Cutting the bottom off of a plastic 5 gallon water bottle

What would be the best way to cut off the bottom of a 5 gallon water bottle?

I know a hack saw would work, but I have to cut 26 of them.

Would any of the Dremel tools work?


Heat a big knife(or machete) and melt your way through.


How rigid is the plastic? if it’s fairly sturdy, a jigsaw (scrollsaw) might be suitable, followed by a rasp or file to clean up any frayed edges.

Are you making cloches, by any chance?

I’d use a wire saw.
Make a jig to guide the saw and hold the bottle steady.

I’d use 2 people and go with the jigsaw. One to hold the bottle secure and the other two use 2 hands on the jigsaw.

A hot wire would prolly work.

Mini greenhouses. I’m getting several young palm trees delivered from Reunion and they are arriving completely bare root. The fronds dry out rapidly and the plants die if they are not grown at least initially in very humid conditions. The palms will be planted in pots and placed on bricks that are in large dishes filled with water. The bottom-less bottles are placed over the palms and on top of the bricks. The water is not quite to the level of the bricks so the pots won’t be absorbing water from the dishes. The palms are watered by hand.

As soon as the palm catch that is start growing again on their own, they can be removed from these mini greenhouses.

Yes. Sort of. See below.

Do you have access to a band saw? That would probably be the easiest way. Otherwise two people and an angle grinder would probably do it with considerably less vibration then anything that reciprocates. Hell, one person could to it if you mounted the angle grinder into a vice or clamped it to something.

A sawz-all probably wouldn’t take too long either. Drill a decently sized hole to get it started.

If you use a saw, you are going to be there a long time, and none of your cuts is likely to be uniform to any other. Hot wire cutters are easy to make.

I completely agree with beowulff about the jig. And once you make the cutter and the jig, don’t throw them away or dismantle them. That kind of thing comes in handy sometimes.

If you do go with a hot wire or knife, be sure to ventilate well. The fumes off the burning plastic could be hazardous.

Table saw with a length stop installed.

I use a utility knife.

Most plastics remelt when hot. The bottles are likely this type of plastic. A high speed saw blade will heat up and melt the plastic so it binds. You don’t want to use a high speed saw blade.

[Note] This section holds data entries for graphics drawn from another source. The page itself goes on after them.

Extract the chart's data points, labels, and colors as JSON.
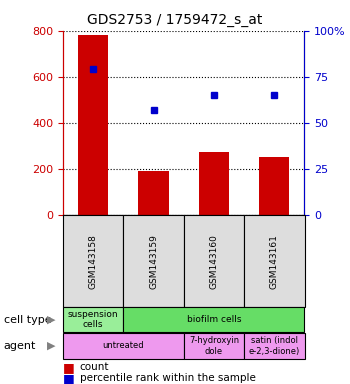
{
  "title": "GDS2753 / 1759472_s_at",
  "samples": [
    "GSM143158",
    "GSM143159",
    "GSM143160",
    "GSM143161"
  ],
  "counts": [
    780,
    190,
    275,
    250
  ],
  "percentile_ranks": [
    79,
    57,
    65,
    65
  ],
  "bar_color": "#cc0000",
  "dot_color": "#0000cc",
  "ylim_left": [
    0,
    800
  ],
  "ylim_right": [
    0,
    100
  ],
  "yticks_left": [
    0,
    200,
    400,
    600,
    800
  ],
  "yticks_right": [
    0,
    25,
    50,
    75,
    100
  ],
  "ytick_labels_left": [
    "0",
    "200",
    "400",
    "600",
    "800"
  ],
  "ytick_labels_right": [
    "0",
    "25",
    "50",
    "75",
    "100%"
  ],
  "cell_type_row": {
    "label": "cell type",
    "cells": [
      {
        "text": "suspension\ncells",
        "color": "#99ee99",
        "span": 1
      },
      {
        "text": "biofilm cells",
        "color": "#66dd66",
        "span": 3
      }
    ]
  },
  "agent_row": {
    "label": "agent",
    "cells": [
      {
        "text": "untreated",
        "color": "#ee99ee",
        "span": 2
      },
      {
        "text": "7-hydroxyin\ndole",
        "color": "#ee99ee",
        "span": 1
      },
      {
        "text": "satin (indol\ne-2,3-dione)",
        "color": "#ee99ee",
        "span": 1
      }
    ]
  },
  "legend_count_color": "#cc0000",
  "legend_dot_color": "#0000cc",
  "left_axis_color": "#cc0000",
  "right_axis_color": "#0000cc"
}
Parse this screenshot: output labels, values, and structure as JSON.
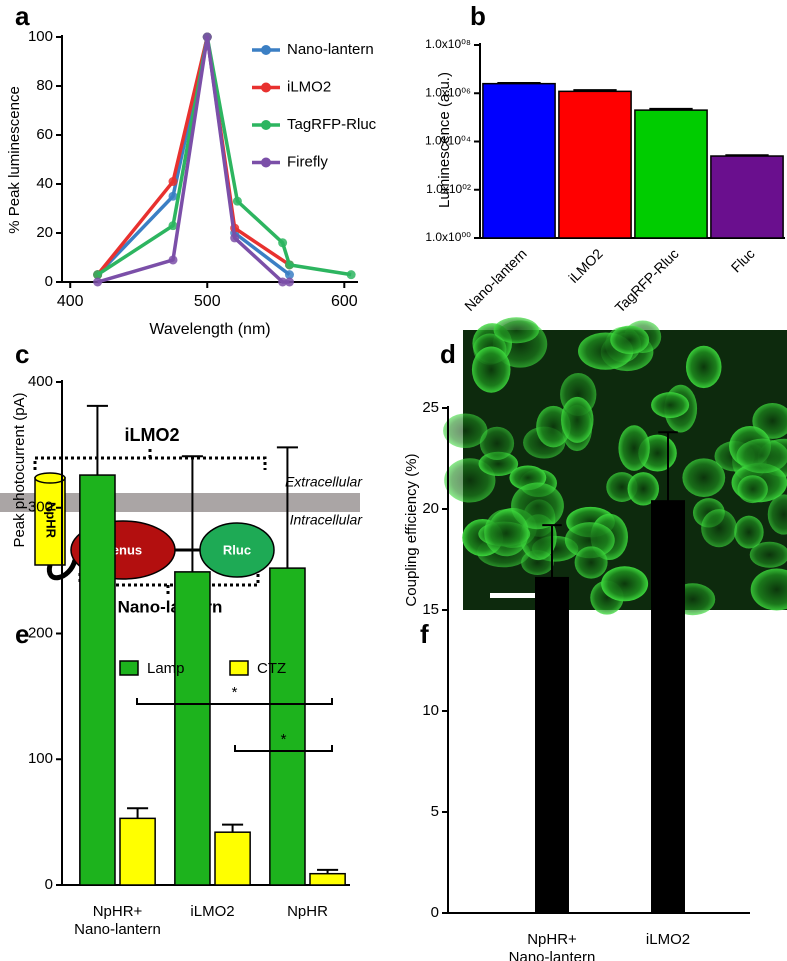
{
  "panel_labels": [
    "a",
    "b",
    "c",
    "d",
    "e",
    "f"
  ],
  "chart_data": [
    {
      "type": "line",
      "xlabel": "Wavelength (nm)",
      "ylabel": "% Peak luminescence",
      "xlim": [
        394,
        610
      ],
      "xticks": [
        400,
        500,
        600
      ],
      "ylim": [
        0,
        100
      ],
      "yticks": [
        0,
        20,
        40,
        60,
        80,
        100
      ],
      "legend": "top-right",
      "series": [
        {
          "name": "Nano-lantern",
          "color": "#3b7fc4",
          "x": [
            420,
            475,
            500,
            520,
            560
          ],
          "values": [
            3,
            35,
            100,
            20,
            3
          ]
        },
        {
          "name": "iLMO2",
          "color": "#e8312f",
          "x": [
            420,
            475,
            500,
            520,
            560
          ],
          "values": [
            3,
            41,
            100,
            22,
            7
          ]
        },
        {
          "name": "TagRFP-Rluc",
          "color": "#2db560",
          "x": [
            420,
            475,
            500,
            522,
            555,
            560,
            605
          ],
          "values": [
            3,
            23,
            100,
            33,
            16,
            7,
            3
          ]
        },
        {
          "name": "Firefly",
          "color": "#7b4fa8",
          "x": [
            420,
            475,
            500,
            520,
            555,
            560
          ],
          "values": [
            0,
            9,
            100,
            18,
            0,
            0
          ]
        }
      ]
    },
    {
      "type": "bar",
      "ylabel": "Luminescence  (a.u.)",
      "log": true,
      "ylim": [
        1,
        100000000
      ],
      "yticks": [
        {
          "value": 1,
          "label": "1.0x10⁰⁰"
        },
        {
          "value": 100,
          "label": "1.0x10⁰²"
        },
        {
          "value": 10000,
          "label": "1.0x10⁰⁴"
        },
        {
          "value": 1000000,
          "label": "1.0x10⁰⁶"
        },
        {
          "value": 100000000,
          "label": "1.0x10⁰⁸"
        }
      ],
      "categories": [
        "Nano-lantern",
        "iLMO2",
        "TagRFP-Rluc",
        "Fluc"
      ],
      "values": [
        2500000,
        1200000,
        200000,
        2500
      ],
      "errors": [
        150000,
        150000,
        25000,
        200
      ],
      "colors": [
        "#0000ff",
        "#ff0000",
        "#00cc00",
        "#6a0f8e"
      ]
    },
    {
      "type": "bar",
      "ylabel": "Peak  photocurrent (pA)",
      "legend": "top",
      "ylim": [
        0,
        400
      ],
      "yticks": [
        0,
        100,
        200,
        300,
        400
      ],
      "categories": [
        "NpHR+\nNano-lantern",
        "iLMO2",
        "NpHR"
      ],
      "series": [
        {
          "name": "Lamp",
          "color": "#1db31d",
          "values": [
            326,
            249,
            252
          ],
          "errors": [
            55,
            92,
            96
          ]
        },
        {
          "name": "CTZ",
          "color": "#ffff00",
          "values": [
            53,
            42,
            9
          ],
          "errors": [
            8,
            6,
            3
          ]
        }
      ],
      "annotations": [
        {
          "text": "*"
        },
        {
          "text": "*"
        }
      ]
    },
    {
      "type": "bar",
      "ylabel": "Coupling efficiency (%)",
      "ylim": [
        0,
        25
      ],
      "yticks": [
        0,
        5,
        10,
        15,
        20,
        25
      ],
      "categories": [
        "NpHR+\nNano-lantern",
        "iLMO2"
      ],
      "values": [
        16.6,
        20.4
      ],
      "errors": [
        2.6,
        3.4
      ],
      "color": "#000000"
    }
  ],
  "diagram": {
    "labels": {
      "complex": "iLMO2",
      "outside": "Extracellular",
      "inside": "Intracellular",
      "channel": "NpHR",
      "donor": "Venus",
      "enzyme": "Rluc",
      "fusion": "Nano-lantern"
    }
  }
}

I use a regular pointed scissors on pop bottles to cut out the bottom. A tin snips works too. I have no idea how thick your bottles are though. I’m betting the tin snips will work even if the scissors won’t. The scissors are faster though. I use an old soldering iron to melt drain holes in plastic bottles and pots.

That is what I would go with. It would make uniform cut if you turn the bottle in your hands. I am not sure how much it would vibrate though.

Third vote for the table saw. Build yourself a jig with a stop and a fence and go to town.

I’m thinking he’s talking about water cooler bottles, which are considerably thicker than your standard pop bottle. Scissors or tin snips would be an ordeal.